The proposed pumping restriction ordinance is designed to reach safe yield by 2025, that point at which the water draining into aquifers is equal to or more than the quantity being extracted.
It will set allocations and reduction requirements by averaging five-year water-use records, Turner said. Using information from the meters, which are required on all large-quantity pumps, users must report their water use twice a year to United Water District. The district has staff that monitors the meters and usage reports, checking them against the acreage farmed and crops grown to ensure the numbers correspond appropriately, Maulhardt said.

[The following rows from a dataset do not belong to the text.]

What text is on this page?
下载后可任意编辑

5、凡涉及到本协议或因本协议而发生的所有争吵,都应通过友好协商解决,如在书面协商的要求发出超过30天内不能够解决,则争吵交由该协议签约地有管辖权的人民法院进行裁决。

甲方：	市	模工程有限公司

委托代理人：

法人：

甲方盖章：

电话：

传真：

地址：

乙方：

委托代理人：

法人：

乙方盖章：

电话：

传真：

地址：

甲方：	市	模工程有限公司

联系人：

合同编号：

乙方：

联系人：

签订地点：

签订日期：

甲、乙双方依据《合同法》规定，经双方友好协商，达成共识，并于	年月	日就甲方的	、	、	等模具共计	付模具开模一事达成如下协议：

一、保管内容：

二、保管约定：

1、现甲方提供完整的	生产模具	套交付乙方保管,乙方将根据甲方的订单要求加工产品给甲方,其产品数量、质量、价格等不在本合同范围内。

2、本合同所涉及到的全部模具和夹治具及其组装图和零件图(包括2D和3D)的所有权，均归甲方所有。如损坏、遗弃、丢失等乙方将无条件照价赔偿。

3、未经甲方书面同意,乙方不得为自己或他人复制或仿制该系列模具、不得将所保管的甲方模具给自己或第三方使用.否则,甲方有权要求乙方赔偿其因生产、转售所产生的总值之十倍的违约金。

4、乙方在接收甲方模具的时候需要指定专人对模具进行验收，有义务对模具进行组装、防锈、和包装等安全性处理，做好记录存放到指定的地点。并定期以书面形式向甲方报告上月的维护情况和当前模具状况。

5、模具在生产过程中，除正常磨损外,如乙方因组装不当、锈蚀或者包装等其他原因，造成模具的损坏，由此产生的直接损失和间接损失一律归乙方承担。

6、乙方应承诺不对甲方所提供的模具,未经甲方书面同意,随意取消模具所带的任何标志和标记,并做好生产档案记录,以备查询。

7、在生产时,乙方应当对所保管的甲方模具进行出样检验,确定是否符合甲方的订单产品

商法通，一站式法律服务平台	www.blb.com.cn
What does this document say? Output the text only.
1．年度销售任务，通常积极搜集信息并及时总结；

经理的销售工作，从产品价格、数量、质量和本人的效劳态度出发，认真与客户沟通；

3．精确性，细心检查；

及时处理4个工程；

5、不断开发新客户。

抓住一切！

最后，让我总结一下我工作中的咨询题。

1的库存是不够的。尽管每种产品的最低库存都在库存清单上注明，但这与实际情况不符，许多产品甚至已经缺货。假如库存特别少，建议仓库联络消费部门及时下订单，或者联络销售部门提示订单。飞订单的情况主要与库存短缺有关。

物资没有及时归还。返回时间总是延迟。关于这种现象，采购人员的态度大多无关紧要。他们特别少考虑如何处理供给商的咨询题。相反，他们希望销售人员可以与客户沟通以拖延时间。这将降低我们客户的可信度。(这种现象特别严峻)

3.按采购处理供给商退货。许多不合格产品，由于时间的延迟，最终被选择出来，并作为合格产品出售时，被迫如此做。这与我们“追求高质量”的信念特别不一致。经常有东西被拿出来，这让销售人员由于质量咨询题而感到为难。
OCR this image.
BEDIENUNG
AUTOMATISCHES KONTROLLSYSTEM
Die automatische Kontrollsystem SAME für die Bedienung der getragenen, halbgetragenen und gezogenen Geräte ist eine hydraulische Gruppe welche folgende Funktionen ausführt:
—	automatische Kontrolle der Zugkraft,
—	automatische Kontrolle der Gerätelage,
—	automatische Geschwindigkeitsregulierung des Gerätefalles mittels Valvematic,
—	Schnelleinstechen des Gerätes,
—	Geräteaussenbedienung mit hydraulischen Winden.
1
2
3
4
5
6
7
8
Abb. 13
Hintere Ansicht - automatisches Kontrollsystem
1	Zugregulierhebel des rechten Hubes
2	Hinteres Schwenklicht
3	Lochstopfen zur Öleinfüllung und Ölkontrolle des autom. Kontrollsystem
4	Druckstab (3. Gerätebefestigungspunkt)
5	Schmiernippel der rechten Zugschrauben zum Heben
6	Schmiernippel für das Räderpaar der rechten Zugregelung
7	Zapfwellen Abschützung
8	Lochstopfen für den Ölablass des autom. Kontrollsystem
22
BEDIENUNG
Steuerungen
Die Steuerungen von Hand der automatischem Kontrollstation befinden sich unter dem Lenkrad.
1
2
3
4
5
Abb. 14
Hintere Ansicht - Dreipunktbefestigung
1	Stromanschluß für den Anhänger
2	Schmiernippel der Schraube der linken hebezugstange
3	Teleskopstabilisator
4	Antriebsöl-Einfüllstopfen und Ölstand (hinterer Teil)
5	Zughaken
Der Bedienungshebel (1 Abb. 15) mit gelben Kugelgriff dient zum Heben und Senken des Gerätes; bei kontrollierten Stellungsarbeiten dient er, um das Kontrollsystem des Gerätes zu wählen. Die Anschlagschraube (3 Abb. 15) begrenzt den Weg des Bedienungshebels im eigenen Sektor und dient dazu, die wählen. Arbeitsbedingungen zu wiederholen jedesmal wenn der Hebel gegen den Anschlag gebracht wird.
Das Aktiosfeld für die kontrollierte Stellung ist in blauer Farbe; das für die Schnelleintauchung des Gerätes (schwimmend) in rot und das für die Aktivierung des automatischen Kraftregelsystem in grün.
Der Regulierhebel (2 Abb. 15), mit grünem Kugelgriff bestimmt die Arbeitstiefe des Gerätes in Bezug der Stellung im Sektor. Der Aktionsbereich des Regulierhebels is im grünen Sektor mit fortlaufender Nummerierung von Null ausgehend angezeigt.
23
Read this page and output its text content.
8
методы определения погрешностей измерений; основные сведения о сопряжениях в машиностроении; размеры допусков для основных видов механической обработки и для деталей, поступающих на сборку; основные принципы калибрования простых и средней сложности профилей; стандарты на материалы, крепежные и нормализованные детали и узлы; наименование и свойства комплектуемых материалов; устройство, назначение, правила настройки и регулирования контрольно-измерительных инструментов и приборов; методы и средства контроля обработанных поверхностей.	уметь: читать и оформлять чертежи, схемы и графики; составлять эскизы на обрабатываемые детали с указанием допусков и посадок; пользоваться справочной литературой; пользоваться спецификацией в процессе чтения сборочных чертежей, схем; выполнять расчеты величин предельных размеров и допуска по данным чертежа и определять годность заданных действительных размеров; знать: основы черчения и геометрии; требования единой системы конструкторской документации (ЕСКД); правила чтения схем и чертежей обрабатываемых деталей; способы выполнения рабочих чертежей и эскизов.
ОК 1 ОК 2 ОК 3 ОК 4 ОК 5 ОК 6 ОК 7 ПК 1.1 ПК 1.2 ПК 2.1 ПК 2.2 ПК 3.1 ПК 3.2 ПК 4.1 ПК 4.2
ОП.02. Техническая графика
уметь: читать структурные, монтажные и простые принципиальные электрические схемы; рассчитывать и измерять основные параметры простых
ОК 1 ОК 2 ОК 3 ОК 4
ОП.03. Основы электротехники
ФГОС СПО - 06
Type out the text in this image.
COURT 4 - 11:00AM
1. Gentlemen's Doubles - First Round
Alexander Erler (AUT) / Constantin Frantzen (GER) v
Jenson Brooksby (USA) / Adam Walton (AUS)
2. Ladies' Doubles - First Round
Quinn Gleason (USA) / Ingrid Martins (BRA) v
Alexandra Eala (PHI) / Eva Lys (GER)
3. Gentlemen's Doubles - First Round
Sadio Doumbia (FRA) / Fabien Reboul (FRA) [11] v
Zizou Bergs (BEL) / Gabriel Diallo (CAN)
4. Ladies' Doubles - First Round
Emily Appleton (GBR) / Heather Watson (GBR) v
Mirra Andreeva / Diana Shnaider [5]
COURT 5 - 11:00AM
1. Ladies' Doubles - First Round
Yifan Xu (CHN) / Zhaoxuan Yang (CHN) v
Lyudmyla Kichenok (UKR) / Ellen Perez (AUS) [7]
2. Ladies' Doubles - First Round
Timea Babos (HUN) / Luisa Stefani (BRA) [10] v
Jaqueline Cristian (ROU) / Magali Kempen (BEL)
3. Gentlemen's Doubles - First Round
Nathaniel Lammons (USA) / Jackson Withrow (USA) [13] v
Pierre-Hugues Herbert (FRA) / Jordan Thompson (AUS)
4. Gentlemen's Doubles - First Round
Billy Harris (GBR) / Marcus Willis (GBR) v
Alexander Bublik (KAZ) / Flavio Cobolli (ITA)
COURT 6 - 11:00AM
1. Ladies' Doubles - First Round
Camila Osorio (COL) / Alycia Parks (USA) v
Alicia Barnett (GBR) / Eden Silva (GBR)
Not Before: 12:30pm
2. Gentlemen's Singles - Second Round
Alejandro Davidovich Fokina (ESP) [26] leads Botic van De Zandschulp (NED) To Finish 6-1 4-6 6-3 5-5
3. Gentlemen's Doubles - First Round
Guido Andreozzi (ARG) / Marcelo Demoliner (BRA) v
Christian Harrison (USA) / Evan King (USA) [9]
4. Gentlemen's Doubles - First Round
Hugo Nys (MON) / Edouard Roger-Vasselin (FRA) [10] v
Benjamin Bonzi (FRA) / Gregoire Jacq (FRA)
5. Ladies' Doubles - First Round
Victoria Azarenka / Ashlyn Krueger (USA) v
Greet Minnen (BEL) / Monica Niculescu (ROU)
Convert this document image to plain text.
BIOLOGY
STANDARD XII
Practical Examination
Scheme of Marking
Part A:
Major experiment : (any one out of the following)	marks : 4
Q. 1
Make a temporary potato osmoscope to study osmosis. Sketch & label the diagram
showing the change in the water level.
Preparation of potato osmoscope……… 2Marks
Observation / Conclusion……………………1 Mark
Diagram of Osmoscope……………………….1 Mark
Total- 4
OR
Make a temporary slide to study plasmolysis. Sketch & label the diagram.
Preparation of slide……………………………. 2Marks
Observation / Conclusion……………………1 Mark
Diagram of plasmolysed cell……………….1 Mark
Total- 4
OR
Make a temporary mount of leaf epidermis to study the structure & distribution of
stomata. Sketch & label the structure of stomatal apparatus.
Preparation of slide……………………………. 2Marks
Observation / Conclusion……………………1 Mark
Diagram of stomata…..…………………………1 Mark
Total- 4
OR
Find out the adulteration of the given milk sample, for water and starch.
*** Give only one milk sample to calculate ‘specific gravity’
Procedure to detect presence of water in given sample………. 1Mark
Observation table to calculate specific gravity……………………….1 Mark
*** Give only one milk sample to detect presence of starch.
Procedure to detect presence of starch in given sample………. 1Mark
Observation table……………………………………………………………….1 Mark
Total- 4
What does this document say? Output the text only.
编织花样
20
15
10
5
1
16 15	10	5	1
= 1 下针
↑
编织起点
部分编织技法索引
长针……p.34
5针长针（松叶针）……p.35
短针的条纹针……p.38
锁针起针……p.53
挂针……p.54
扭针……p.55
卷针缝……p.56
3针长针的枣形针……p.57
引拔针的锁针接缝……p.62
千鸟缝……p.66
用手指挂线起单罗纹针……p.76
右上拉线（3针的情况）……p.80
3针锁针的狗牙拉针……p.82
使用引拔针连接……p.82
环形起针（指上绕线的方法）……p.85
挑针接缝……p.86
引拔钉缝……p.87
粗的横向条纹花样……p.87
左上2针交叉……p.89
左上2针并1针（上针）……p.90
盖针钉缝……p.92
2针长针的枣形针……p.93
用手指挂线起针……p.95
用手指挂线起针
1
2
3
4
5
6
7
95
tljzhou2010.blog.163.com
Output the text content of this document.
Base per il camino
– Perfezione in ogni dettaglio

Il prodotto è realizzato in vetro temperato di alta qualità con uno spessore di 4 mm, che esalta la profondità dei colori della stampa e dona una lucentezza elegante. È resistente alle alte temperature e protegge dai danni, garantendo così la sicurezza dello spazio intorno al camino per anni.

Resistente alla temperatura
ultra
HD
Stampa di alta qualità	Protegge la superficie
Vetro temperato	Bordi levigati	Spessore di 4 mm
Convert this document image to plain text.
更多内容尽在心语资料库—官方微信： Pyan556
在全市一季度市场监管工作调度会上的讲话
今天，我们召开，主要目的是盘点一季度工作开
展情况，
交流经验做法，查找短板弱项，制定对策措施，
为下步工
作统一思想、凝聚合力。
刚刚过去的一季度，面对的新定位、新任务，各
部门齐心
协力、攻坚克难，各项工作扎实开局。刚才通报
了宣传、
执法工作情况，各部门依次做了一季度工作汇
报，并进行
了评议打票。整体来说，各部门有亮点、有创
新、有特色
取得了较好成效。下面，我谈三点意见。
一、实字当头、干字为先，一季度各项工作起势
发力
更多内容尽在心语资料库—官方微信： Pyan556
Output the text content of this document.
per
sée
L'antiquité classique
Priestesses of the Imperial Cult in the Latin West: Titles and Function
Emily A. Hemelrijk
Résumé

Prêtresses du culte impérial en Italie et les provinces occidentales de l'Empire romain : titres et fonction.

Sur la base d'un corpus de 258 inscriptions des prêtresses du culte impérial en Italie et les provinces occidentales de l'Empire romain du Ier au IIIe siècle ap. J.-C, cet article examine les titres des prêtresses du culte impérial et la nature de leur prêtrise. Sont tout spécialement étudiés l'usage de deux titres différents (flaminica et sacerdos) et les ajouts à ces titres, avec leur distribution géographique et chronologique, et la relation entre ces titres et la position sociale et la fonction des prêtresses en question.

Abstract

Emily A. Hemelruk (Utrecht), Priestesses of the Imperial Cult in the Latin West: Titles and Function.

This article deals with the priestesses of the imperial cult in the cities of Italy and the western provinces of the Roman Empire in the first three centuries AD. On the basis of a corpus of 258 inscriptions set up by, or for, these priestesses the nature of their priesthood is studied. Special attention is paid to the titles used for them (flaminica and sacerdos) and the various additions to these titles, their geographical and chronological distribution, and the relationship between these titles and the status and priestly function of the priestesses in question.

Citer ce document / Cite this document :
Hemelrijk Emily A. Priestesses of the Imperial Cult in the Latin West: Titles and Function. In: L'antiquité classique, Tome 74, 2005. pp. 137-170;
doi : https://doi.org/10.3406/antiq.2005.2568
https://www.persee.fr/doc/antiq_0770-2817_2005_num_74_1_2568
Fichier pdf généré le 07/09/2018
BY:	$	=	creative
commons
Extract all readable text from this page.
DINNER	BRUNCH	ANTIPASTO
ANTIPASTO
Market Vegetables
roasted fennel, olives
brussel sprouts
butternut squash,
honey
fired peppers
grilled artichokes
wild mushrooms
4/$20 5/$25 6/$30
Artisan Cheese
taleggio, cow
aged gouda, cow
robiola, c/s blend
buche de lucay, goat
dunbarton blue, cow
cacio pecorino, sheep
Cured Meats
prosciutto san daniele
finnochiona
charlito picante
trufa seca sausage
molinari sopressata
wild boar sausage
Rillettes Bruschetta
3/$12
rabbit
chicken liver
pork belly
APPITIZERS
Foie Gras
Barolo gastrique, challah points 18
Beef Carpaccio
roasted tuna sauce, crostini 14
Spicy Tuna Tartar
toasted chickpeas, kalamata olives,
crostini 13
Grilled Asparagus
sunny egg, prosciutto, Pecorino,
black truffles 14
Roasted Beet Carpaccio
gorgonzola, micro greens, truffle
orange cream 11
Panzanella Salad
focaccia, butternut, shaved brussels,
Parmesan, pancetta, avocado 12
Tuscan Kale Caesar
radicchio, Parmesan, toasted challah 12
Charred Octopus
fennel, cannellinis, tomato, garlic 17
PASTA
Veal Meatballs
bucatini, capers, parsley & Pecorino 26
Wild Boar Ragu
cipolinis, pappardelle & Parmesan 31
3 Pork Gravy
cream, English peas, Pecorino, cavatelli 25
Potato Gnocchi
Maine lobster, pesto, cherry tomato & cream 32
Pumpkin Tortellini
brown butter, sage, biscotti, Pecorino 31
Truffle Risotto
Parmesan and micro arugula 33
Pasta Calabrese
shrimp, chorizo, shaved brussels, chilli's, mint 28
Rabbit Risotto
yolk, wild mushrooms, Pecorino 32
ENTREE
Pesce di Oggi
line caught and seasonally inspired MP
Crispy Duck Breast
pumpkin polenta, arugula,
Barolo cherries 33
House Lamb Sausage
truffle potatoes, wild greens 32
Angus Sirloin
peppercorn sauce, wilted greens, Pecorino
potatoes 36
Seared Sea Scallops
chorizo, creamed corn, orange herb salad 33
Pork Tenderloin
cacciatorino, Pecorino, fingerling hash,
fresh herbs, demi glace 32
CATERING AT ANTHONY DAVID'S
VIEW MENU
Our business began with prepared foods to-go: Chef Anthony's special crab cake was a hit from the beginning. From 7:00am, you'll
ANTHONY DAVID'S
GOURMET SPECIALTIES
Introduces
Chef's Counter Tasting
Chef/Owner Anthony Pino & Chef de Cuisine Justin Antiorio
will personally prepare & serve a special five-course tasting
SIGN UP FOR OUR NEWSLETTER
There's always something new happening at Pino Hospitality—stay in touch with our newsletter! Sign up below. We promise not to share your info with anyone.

After earlier drafts of the ordinance were distributed, some growers complained that those who are now the most conscientious with water use would be the hardest hit. A provision was added to assign credits for growers who are already using water at top efficiency.
Because there are only about 800 pumpers, most of whom are large operators including both growers and municipalities such as Oxnard, Ventura, Port Hueneme and Camarillo, cheating in reporting should not be a serious problem, Maulhardt said.